Daaraan getoetst is de kantonrechter van oordeel dat de dochter prima is weergegeven, dat de hond een goed geschilderde Golden Retriever (doch volgens gedaagde niet zijn hond), terwijl de weergave van de zoon, zeker van dichtbij, minder geslaagd is te noemen. Er is dan ook sprake van enige tekortkoming. De wettelijk uitgangspunt is dat in een dergelijk geval de opdrachtnemer, in dit geval de portretschilder, in de gelegenheid dient te worden gesteld om de geleverde prestatie te perfectioneren, hetgeen door een enkele retouche zeer wel mogelijk lijkt.

In de onderhavige situatie blijkt dit echter op praktische gronden onuitvoerbaar te zijn. Het door eiseres via een tussenpersoon getroffen arrangement met de (haar onbekende) Chinese uitvoerder voorziet daar niet in. Een beroep op overmacht gaat in dit geval niet op. De onmogelijkheid om het portret te verbeteren komt in de gegeven omstandigheden voor rekening van eiseres, terwijl bovendien de Chinese schilder als haar hulppersoon is te beschouwen.

De kantonrechter is van oordeel dat in dit geval de ernst van de tekortkoming niet een ontbinding van de overeenkomst rechtvaardigt. Gedaagde wist bij het aangaan van de transactie dat het schilderij in China zou worden vervaardigd, dus ook gedaagde moet zich er redelijkerwijs van bewust zijn geweest dat, indien het resultaat zou tegenvallen “ruilen”voor een beter exemplaar onmogelijk zou zijn.

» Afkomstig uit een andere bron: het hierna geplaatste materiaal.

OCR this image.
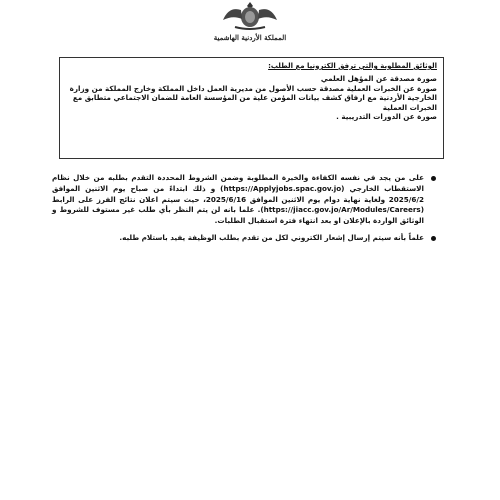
المملكة الأردنية الهاشمية
الوثائق المطلوبة والتي ترفق الكترونيا مع الطلب:
صورة مصدقة عن المؤهل العلمي
صورة عن الخبرات العملية مصدقة حسب الأصول من مديرية العمل داخل المملكة وخارج المملكة من وزارة الخارجية الأردنية مع ارفاق كشف بيانات المؤمن علية من المؤسسة العامة للضمان الاجتماعي متطابق مع الخبرات العملية
صورة عن الدورات التدريبية .
على من يجد في نفسه الكفاءة والخبرة المطلوبة وضمن الشروط المحددة التقدم بطلبه من خلال نظام الاستقطاب الخارجي (https://Applyjobs.spac.gov.jo) و ذلك ابتداءً من صباح يوم الاثنين الموافق 2025/6/2 ولغاية نهاية دوام يوم الاثنين الموافق 2025/6/16، حيث سيتم اعلان نتائج الفرز على الرابط (https://jiacc.gov.jo/Ar/Modules/Careers). علما بانه لن يتم النظر بأي طلب غير مستوف للشروط و الوثائق الواردة بالإعلان او بعد انتهاء فترة استقبال الطلبات.
علماً بأنه سيتم إرسال إشعار الكتروني لكل من تقدم بطلب الوظيفة يفيد باستلام طلبه.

De kantonrechter acht daarom gerechtvaardigd een partiële ontbinding van de overeenkomst, in dier voege dat gedaagde slechts de helft van de overeengekomen prijs verschuldigd is, overeenkomend met de kwaliteit van het schilderij. De vordering van eiseres zal dan ook voor de helft worden toegewezen (waarbij gedaagde zijn recht behoudt op het schilderij).

Lees het vonnis hier.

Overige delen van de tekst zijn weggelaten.